Implementation of an adaptive control strategy to regulate heating systems in residential building

In recent years, control systems able to predict the continuous adjustments of dynamic factors, which allow the adaptability in the building energy management, have become necessary due to the increasing complexity of HVAC systems, and the rapid change in occupants' behaviour. Classic control systems, including On/Off or PID, can not perform these tasks because they do not provide any prediction capabilities. Moreover, model-based predictive control strategies, such as Model Predictive Control (MPC), are complex to apply because they both need a model for the optimisation, which is difficult to achieve and have a high computational cost. For these reasons, recent researches are focusing on model-free control strategies, and in particular on the application of Reinforcement Learning (RL). Since RL does not require a prior known model, the agent learns the best action through trial-and-error interactions within the environment, following an action-reward process.
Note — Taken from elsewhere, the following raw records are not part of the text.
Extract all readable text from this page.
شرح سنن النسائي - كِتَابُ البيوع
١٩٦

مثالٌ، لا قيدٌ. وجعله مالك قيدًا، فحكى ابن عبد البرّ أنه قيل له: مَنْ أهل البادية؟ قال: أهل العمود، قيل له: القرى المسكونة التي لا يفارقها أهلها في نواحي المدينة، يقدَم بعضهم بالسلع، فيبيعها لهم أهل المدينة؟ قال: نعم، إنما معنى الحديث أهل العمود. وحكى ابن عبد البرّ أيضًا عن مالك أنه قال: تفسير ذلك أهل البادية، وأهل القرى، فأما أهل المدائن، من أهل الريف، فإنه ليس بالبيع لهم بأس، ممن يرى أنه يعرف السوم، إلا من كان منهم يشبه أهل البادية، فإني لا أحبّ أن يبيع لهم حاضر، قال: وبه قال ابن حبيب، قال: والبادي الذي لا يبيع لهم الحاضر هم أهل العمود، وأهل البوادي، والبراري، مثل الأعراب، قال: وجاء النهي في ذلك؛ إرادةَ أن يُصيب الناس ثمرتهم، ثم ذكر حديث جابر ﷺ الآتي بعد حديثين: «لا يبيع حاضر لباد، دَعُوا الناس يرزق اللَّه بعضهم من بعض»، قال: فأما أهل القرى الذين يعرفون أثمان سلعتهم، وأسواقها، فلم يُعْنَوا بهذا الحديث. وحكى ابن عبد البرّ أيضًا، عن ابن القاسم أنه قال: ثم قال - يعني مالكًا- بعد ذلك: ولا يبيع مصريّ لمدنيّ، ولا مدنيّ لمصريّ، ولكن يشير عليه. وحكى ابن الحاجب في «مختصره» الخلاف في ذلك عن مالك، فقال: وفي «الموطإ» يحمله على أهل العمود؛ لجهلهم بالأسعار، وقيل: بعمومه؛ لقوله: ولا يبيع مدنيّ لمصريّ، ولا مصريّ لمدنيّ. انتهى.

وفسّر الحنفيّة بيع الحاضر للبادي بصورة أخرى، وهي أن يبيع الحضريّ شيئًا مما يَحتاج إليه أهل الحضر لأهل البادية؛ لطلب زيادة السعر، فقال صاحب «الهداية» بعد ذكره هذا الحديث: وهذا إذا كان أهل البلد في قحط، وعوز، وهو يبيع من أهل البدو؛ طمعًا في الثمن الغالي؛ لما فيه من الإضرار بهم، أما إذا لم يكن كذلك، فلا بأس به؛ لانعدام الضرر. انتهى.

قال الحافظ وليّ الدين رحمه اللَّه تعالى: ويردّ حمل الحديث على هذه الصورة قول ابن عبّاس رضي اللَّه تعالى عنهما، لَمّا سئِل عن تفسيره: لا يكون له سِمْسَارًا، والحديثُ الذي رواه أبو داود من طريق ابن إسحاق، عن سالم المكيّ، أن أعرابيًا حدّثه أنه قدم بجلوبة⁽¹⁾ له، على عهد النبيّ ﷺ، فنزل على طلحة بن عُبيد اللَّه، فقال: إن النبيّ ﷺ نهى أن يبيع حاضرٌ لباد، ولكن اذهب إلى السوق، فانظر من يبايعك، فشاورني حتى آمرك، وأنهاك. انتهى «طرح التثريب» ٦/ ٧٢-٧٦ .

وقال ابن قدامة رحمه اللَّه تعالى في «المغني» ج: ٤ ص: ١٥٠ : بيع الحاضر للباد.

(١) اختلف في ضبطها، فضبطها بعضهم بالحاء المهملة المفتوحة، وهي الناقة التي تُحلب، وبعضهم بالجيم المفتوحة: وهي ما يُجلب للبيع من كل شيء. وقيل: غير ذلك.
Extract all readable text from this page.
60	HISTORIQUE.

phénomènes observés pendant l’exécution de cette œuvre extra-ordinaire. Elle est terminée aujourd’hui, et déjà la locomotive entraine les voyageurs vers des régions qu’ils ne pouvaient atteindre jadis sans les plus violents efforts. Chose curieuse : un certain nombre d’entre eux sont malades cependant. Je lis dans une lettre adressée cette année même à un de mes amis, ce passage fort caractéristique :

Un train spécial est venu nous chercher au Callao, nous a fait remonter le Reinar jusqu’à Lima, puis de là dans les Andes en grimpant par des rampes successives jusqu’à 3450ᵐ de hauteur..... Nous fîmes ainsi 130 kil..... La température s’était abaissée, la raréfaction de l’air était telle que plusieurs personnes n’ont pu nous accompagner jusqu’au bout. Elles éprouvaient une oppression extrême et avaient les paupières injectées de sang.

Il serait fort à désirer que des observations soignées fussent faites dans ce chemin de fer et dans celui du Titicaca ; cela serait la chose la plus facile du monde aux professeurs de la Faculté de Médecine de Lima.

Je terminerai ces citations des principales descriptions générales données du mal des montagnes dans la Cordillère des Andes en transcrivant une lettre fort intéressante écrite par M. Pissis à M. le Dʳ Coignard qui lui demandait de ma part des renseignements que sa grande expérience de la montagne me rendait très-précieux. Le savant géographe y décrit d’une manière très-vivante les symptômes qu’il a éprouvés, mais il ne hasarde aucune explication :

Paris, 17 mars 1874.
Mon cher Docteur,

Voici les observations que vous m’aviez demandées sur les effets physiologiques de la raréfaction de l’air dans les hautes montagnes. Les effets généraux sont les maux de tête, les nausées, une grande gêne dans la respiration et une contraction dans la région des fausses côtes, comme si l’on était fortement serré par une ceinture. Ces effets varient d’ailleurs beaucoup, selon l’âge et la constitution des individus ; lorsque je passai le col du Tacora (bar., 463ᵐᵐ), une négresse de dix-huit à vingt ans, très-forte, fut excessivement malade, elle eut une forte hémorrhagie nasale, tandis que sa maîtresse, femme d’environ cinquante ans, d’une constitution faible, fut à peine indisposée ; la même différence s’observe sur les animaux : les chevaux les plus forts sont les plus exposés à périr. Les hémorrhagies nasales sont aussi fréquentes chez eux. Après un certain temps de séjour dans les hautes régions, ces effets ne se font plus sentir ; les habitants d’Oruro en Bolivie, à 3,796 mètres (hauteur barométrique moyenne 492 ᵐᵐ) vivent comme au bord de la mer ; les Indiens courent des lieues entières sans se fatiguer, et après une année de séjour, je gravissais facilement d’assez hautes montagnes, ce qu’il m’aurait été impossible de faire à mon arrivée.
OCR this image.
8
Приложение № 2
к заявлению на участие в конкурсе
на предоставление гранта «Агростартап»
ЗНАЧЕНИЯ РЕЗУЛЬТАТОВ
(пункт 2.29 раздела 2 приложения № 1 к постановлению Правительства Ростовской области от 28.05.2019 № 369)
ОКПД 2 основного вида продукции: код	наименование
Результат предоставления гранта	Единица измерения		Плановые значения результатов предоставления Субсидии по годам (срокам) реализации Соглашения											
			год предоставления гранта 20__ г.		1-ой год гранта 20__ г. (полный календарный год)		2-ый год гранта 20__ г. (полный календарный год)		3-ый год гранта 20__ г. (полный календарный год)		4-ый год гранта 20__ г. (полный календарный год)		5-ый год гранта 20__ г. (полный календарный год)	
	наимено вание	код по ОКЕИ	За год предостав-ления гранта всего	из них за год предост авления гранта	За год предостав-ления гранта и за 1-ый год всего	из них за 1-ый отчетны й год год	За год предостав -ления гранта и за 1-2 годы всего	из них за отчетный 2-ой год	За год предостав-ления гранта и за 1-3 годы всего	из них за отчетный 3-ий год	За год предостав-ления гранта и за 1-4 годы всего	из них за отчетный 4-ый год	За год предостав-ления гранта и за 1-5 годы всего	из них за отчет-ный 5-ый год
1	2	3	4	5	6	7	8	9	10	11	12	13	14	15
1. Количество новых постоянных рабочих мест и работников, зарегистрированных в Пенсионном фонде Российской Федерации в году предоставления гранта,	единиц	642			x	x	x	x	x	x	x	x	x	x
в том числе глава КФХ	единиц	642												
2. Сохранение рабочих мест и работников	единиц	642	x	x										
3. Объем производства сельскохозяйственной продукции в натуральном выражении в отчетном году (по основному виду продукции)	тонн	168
In this dissertation, a control algorithm based on Soft Actor-Critic (SAC) is implemented to control a radiant floor heating system in an existing residential building. The initial phase consists of the construction of geometrical and energy models. It is necessary to implement the control agent, which is then tested in the training stage to estimate potential energy savings and temperature violations' reduction. As a consequence, through a sensitivity analysis, conducted on the hyperparameters to determine the best configuration, an energy saving of 5% and a significant decline in the sum of temperature violations are obtained. After the training phase, the agent is tested in the deployment phase by analysing four different scenarios to examine its adaptivity in different conditions. In conclusion, the agent obtains a reduction of temperature violations in all scenarios, and, at the same time, the energy-saving obtained ranges between 4% and 6%.